Case Study #5: Medically Unnecessary Claim Denial Upheld by PACE; Patient’s Obligation Negotiated to Manageable Amount
Executive Summary: The Phia Group Handles a Confusing, Medical Necessity Appeal Regarding Genetic Testing – Facilitates and Pays For The External Review – Saves the Plan over $5,500.00 in Review Fees and Tens of Thousands in Claim Costs
A genetic specialty lab submitted claims for testing based on a Plan member’s family history and complaint of abdominal pain. The testing was billed at a rate over $6,500.00 per test, with the possibility that multiple tests would be required. The claims were denied, as the genetic testing provision in the plan document only covered genetic testing when proven to be medically necessary for the treatment of a member’s specific medical condition. The member appealed with the help of the provider, who provided case studies from the laboratory indicating the testing was considered medically necessary for various medical conditions. The Plan Administrator determined the specific genetic tests were not medically necessary for the member’s specific medical condition. A final, internal appeal was submitted and referred to the PACE.
The PACE performed medical and legal analysis, as part of its service, saving the Plan a minimum of $4,000.00 in outsourced review fees. The PACE came to the same conclusion as the Plan Administrator, finding the claims for genetic testing were not considered medically necessary under the Plan. The member sought redress via external review through an IRO. The external review notice was given to the Plan’s TPA, which notified the PACE, which submitted the claim to an appropriate IRO. As part of the PACE service, the PACE handled the entire IRO referral, including the IRO’s payment of $1,500.00. The IRO came to the same conclusion as the PACE and Plan, resulting in the provider having no choice but to accept the denial.
Case Study #6: Plan’s Internal Dispute Resolved by PACE; Balance-Billing Successfully Negotiated
Executive Summary: The Plan Administrator Interprets the Plan Document so that Claims are Denied, but Executive Level Member of the Plan Sponsor’s Organization Wants the Claims to be Paid; the PACE Removes Fiduciary Burden, Upholds the Plan Terms, and Negotiates to Avoid $25,000.00 in Balance Billing and Extreme Member Disruption
A Plan Administrator denied $25,000 in out-of-network claims related to injuries that were caused by dangerous, recreational activities. The Plan’s appointed Plan Administrator properly applied the “hazardous activity” exclusion; however the injured plan participant was the son of a high ranking executive level member of the Plan Sponsor’s organization. The executive was insistent that the claims should be paid, despite the fact that such payment may expose the Plan to claims of discrimination and breach of fiduciary duty, making it difficult for the Plan Administrator to uphold the terms of the Plan.

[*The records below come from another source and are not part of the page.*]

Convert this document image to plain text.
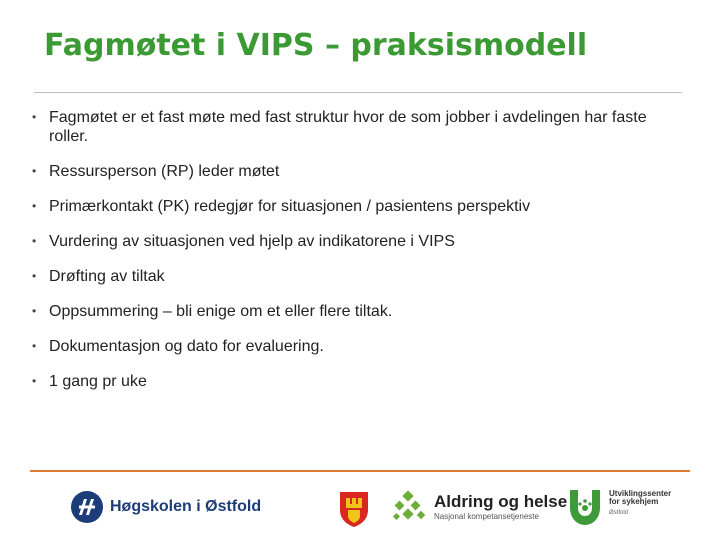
Fagmøtet i VIPS – praksismodell
• Fagmøtet er et fast møte med fast struktur hvor de som jobber i avdelingen har faste roller.
• Ressursperson (RP) leder møtet
• Primærkontakt (PK) redegjør for situasjonen / pasientens perspektiv
• Vurdering av situasjonen ved hjelp av indikatorene i VIPS
• Drøfting av tiltak
• Oppsummering – bli enige om et eller flere tiltak.
• Dokumentasjon og dato for evaluering.
• 1 gang pr uke
Høgskolen i Østfold	Aldring og helse
Nasjonal kompetansetjeneste
Utviklingssenter
for sykehjem
Østfold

The member appealed and was denied. The member appealed again, and this time the final, internal appeal was referred to the PACE. The Plan Administrator thereby avoided a continued conflict with the executive, the PACE performed a review as part of the PACE service, (which would have cost the Plan over $3,000.00 in costs), and provided both justification for the denial as well as a concrete basis to uphold the Plan terms for the executive. As expected, the provider balance-billed the patient for the uncovered claims. On behalf of the Plan Sponsor and executive, The Phia Group negotiated with the provider on the patient’s behalf, and achieved closure of the account for a payment by the patient of 25% of billed charges (a payment of only $6,250).